DIA NACIONAL DOS SURDOS


– por Thiago Gabriel Mendes Córdova, Presidente da Comissão dos Direitos da Pessoa com Deficiência.

 

Em 26/09 é comemorado o Dia Nacional dos Surdos. Essa data foi escolhida em homenagem a criação da primeira escola de surdos no Brasil, fundada em 26 de setembro de 1857 no Rio de Janeiro pelo Imperador Dom Pedro II o Instituto Imperial de Surdos-Mudos. Sua oficialização ocorreu por meio do decreto de lei nº 11.796 em 29 de outubro de 2008.

Segundo dados oficias, em 2010 o IBGE identificou um contingente de 45,6 milhões de pessoas com algum tipo de deficiência, o que representava na época 23,9% da população. Desse contingente, os surdos constituem 3,2% da população, ou seja, aproximadamente 5,8 milhões de brasileiros, ou seja, uma quantidade expressiva de pessoas que convivem diariamente com a deficiência e buscam superar as diversas barreiras existentes. 

Importante destacar a LEI Nº 10.436, DE 24 DE ABRIL DE 2002 que dispõe sobre a Língua Brasileira de Sinais – Libras, que reconheceu a Língua Brasileira de Sinais (Libras) como meio legal de comunicação e expressão, bem como a Lei n. 13.146/15 – Lei Brasileira de Inclusão da Pessoa com Deficiência (Estatuto da Pessoa com Deficiência),  destinada a assegurar e a promover, em condições de igualdade, o exercício dos direitos e das liberdades fundamentais da pessoa com deficiência, visando à sua inclusão social e cidadania.

Portanto, além da comemoração desta data é importante a reflexão sobre a importância da inclusão das pessoas surdas a nossa sociedade, proporcionando condições as famílias de obterem um diagnóstico preciso ainda nos sinais da deficiência, bem como a garantia de todo acompanhamento necessário para superação do tratamento e superação da deficiência.

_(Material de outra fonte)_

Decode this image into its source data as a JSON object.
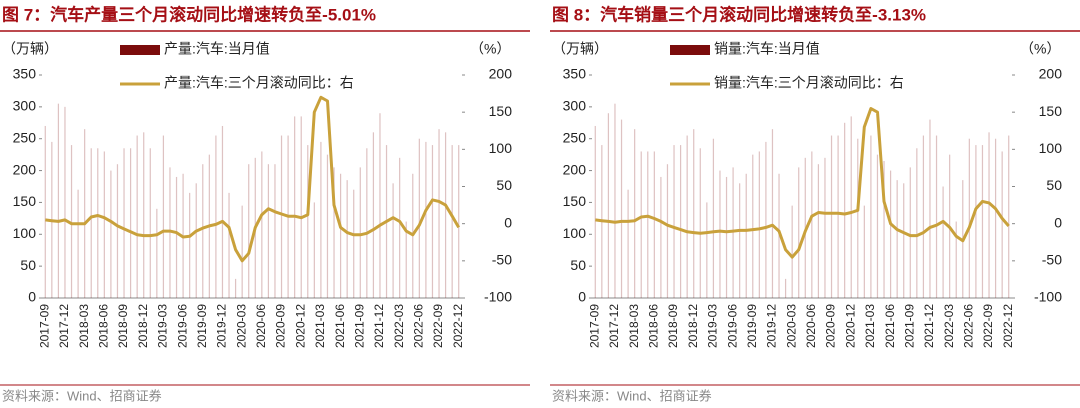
{
  "chart_data": [
    {
      "type": "bar",
      "title": "图 7：汽车产量三个月滚动同比增速转负至-5.01%",
      "y_label": "（万辆）",
      "y2_label": "（%）",
      "source": "资料来源：Wind、招商证券",
      "categories": [
        "2017-09",
        null,
        null,
        "2017-12",
        null,
        null,
        "2018-03",
        null,
        null,
        "2018-06",
        null,
        null,
        "2018-09",
        null,
        null,
        "2018-12",
        null,
        null,
        "2019-03",
        null,
        null,
        "2019-06",
        null,
        null,
        "2019-09",
        null,
        null,
        "2019-12",
        null,
        null,
        "2020-03",
        null,
        null,
        "2020-06",
        null,
        null,
        "2020-09",
        null,
        null,
        "2020-12",
        null,
        null,
        "2021-03",
        null,
        null,
        "2021-06",
        null,
        null,
        "2021-09",
        null,
        null,
        "2021-12",
        null,
        null,
        "2022-03",
        null,
        null,
        "2022-06",
        null,
        null,
        "2022-09",
        null,
        null,
        "2022-12"
      ],
      "ylim": [
        0,
        350
      ],
      "yticks": [
        0,
        50,
        100,
        150,
        200,
        250,
        300,
        350
      ],
      "y2lim": [
        -100,
        200
      ],
      "y2ticks": [
        -100,
        -50,
        0,
        50,
        100,
        150,
        200
      ],
      "series": [
        {
          "name": "产量:汽车:当月值",
          "type": "bar",
          "color": "#7b0c0c",
          "values": [
            270,
            245,
            305,
            300,
            240,
            170,
            265,
            235,
            235,
            230,
            200,
            210,
            235,
            235,
            255,
            260,
            235,
            140,
            255,
            205,
            190,
            195,
            165,
            180,
            210,
            225,
            255,
            270,
            165,
            30,
            145,
            210,
            220,
            230,
            210,
            210,
            255,
            255,
            285,
            285,
            240,
            150,
            245,
            225,
            205,
            195,
            185,
            170,
            205,
            235,
            260,
            290,
            240,
            180,
            220,
            120,
            195,
            250,
            245,
            240,
            265,
            260,
            240,
            240
          ]
        },
        {
          "name": "产量:汽车:三个月滚动同比：右",
          "type": "line",
          "axis": "y2",
          "color": "#c9a13b",
          "values": [
            5,
            4,
            3,
            5,
            0,
            0,
            0,
            9,
            11,
            8,
            3,
            -3,
            -7,
            -11,
            -15,
            -16,
            -16,
            -15,
            -10,
            -10,
            -12,
            -18,
            -17,
            -10,
            -6,
            -3,
            -1,
            3,
            -5,
            -35,
            -50,
            -40,
            -5,
            12,
            20,
            16,
            13,
            10,
            10,
            8,
            12,
            150,
            170,
            165,
            25,
            -5,
            -12,
            -15,
            -15,
            -13,
            -8,
            -2,
            3,
            8,
            3,
            -10,
            -15,
            -2,
            18,
            32,
            30,
            25,
            10,
            -5.01
          ]
        }
      ]
    },
    {
      "type": "bar",
      "title": "图 8：汽车销量三个月滚动同比增速转负至-3.13%",
      "y_label": "（万辆）",
      "y2_label": "（%）",
      "source": "资料来源：Wind、招商证券",
      "categories": [
        "2017-09",
        null,
        null,
        "2017-12",
        null,
        null,
        "2018-03",
        null,
        null,
        "2018-06",
        null,
        null,
        "2018-09",
        null,
        null,
        "2018-12",
        null,
        null,
        "2019-03",
        null,
        null,
        "2019-06",
        null,
        null,
        "2019-09",
        null,
        null,
        "2019-12",
        null,
        null,
        "2020-03",
        null,
        null,
        "2020-06",
        null,
        null,
        "2020-09",
        null,
        null,
        "2020-12",
        null,
        null,
        "2021-03",
        null,
        null,
        "2021-06",
        null,
        null,
        "2021-09",
        null,
        null,
        "2021-12",
        null,
        null,
        "2022-03",
        null,
        null,
        "2022-06",
        null,
        null,
        "2022-09",
        null,
        null,
        "2022-12"
      ],
      "ylim": [
        0,
        350
      ],
      "yticks": [
        0,
        50,
        100,
        150,
        200,
        250,
        300,
        350
      ],
      "y2lim": [
        -100,
        200
      ],
      "y2ticks": [
        -100,
        -50,
        0,
        50,
        100,
        150,
        200
      ],
      "series": [
        {
          "name": "销量:汽车:当月值",
          "type": "bar",
          "color": "#7b0c0c",
          "values": [
            270,
            240,
            290,
            305,
            280,
            170,
            265,
            230,
            230,
            230,
            190,
            210,
            240,
            240,
            255,
            265,
            235,
            150,
            250,
            200,
            190,
            205,
            180,
            195,
            225,
            230,
            245,
            265,
            195,
            30,
            145,
            205,
            220,
            230,
            210,
            220,
            255,
            255,
            275,
            285,
            250,
            145,
            255,
            225,
            215,
            200,
            185,
            180,
            205,
            235,
            255,
            280,
            255,
            175,
            225,
            120,
            185,
            250,
            240,
            240,
            260,
            250,
            230,
            255
          ]
        },
        {
          "name": "销量:汽车:三个月滚动同比：右",
          "type": "line",
          "axis": "y2",
          "color": "#c9a13b",
          "values": [
            5,
            4,
            3,
            2,
            3,
            3,
            4,
            9,
            10,
            7,
            3,
            -2,
            -5,
            -8,
            -11,
            -12,
            -13,
            -12,
            -11,
            -10,
            -11,
            -10,
            -9,
            -9,
            -8,
            -7,
            -5,
            -2,
            -10,
            -35,
            -45,
            -35,
            -10,
            10,
            15,
            14,
            14,
            14,
            13,
            15,
            18,
            130,
            155,
            150,
            30,
            0,
            -8,
            -12,
            -16,
            -16,
            -12,
            -5,
            -2,
            3,
            -5,
            -17,
            -23,
            -5,
            20,
            30,
            28,
            20,
            7,
            -3.13
          ]
        }
      ]
    }
  ]
}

A inclusão da pessoa surda somente se torna possível através de uma política Pública eficiente e direcionada. Para tanto deve o Estado priorizar e garantir formação dos profissionais da área de educação a linguagem de Libras, segunda língua nacional. Garantir a presença de um intérprete de Libras nos órgãos públicos, e ainda promover a capacitação profissional e oferta de emprego em iguais condições.

O debate social é necessário para a exposição do assunto, pois são temas relevantes e de interesse social para combate às desigualdades e eliminar o preconceito que ainda permeia nossa contemporaneidade, visando uma sociedade mais justa e igualitária para todos.